Через дом родной он промчался, не успев похвалиться. Мать с отчимом на базах управлялись со скотиной. Ухватив сумку, Яков подался в школу, гадая: как там без него? И если в долгом пути на хутор ничто не омрачало нежданно свалившегося на него счастья, то теперь пришло на ум иное: он уйдет, а Капустины с Крохой останутся. Что будет с ними? И что со школой? Радость гасла. А уж о том, чтобы в школе похвалиться, и вовсе не стоило думать. Молчать надо было до поры. Но до какой?
В классе все были на месте и, будто за делом, ждали, что скажет он.
– С Галиной Федоровной повидался, - доложил Яков.
– Обещала найти учительницу. Есть у нее на примете.
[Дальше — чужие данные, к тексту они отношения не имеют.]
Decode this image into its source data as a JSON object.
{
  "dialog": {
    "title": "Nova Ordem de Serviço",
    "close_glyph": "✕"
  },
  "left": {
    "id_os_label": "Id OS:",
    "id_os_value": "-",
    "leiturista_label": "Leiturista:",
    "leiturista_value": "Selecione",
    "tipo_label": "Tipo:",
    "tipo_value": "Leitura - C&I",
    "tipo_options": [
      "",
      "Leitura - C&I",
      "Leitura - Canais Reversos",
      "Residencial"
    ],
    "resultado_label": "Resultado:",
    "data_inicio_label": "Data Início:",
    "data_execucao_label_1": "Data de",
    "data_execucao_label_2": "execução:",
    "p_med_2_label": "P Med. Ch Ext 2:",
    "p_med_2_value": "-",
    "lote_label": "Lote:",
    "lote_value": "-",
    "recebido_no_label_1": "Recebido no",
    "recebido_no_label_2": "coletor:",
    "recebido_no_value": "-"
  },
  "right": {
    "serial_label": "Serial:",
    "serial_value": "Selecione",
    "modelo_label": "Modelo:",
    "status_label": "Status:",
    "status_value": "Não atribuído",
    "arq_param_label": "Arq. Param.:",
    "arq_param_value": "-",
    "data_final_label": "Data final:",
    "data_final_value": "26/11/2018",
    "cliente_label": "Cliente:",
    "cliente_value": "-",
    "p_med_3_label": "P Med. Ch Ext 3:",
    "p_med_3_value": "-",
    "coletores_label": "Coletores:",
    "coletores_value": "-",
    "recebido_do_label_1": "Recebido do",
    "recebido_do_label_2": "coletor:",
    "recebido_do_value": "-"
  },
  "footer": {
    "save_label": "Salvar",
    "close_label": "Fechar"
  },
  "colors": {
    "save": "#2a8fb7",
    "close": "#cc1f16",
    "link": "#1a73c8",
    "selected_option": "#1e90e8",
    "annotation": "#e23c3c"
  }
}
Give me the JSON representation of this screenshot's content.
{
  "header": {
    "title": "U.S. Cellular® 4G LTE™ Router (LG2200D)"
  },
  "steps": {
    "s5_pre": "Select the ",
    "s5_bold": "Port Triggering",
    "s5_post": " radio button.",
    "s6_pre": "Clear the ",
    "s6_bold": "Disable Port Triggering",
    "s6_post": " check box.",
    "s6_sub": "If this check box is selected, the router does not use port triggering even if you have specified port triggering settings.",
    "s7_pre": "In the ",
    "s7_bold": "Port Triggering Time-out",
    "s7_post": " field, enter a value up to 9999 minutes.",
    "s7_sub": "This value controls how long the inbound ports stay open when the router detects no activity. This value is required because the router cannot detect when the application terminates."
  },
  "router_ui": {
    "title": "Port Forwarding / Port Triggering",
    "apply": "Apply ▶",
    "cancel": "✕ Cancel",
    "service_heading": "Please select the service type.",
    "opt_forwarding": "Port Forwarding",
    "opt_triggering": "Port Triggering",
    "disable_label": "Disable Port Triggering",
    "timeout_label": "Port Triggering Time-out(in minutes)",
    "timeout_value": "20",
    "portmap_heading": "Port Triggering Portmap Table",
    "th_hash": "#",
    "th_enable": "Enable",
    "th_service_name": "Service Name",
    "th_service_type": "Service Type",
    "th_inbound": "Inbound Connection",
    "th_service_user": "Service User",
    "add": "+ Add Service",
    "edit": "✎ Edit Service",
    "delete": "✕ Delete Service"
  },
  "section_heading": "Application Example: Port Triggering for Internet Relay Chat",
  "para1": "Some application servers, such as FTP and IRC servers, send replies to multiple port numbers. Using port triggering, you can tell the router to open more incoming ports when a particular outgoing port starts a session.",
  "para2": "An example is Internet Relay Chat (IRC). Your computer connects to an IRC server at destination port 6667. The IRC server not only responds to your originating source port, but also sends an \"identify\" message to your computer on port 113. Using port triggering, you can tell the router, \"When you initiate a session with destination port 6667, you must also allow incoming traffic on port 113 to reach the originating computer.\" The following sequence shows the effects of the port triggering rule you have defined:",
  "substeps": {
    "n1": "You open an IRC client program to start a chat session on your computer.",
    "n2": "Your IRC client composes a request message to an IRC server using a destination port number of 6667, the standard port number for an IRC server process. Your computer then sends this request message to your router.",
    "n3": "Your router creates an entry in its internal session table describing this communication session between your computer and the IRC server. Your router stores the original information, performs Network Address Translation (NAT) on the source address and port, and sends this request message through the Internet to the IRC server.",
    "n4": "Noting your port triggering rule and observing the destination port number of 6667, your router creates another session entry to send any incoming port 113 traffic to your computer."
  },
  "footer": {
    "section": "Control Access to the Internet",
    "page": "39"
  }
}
– И разом перешел к учебным делам: - Кто должен заполнять настенный календарь природы? Капустины, ваша обязанность? Почему не заполнили? И разом давайте тетрадки по природоведению. Задано было: живая и неживая природа зимой. Жизнь домашних животных, жизнь диких животных, труд людей... Все вопросы страницы пятидесятой и пятьдесят первой. У Маринки погляжу домашнее - и вас буду проверять и спрашивать. Надо учиться, а не сидеть зря. Придет новая учительница, а все отстали. А цветы не политы, - попенял он старшей Маринке.
– Совсем свяли. Вон в алешкинской школе сколько цветов... Они не забывают.
Ворчливым упрекам своего старшего ребята даже обрадовались. Без Якова было пусто. А теперь по-прежнему все пошло: класс, уроки, строгий Фетисыч, словно смерть учительницы ничего не изменила в их жизни.
– А что отмечать?
– забурчали братья.
– Дождь да дождь.
– Вот и отметьте условным знаком дождь и температуру проставьте.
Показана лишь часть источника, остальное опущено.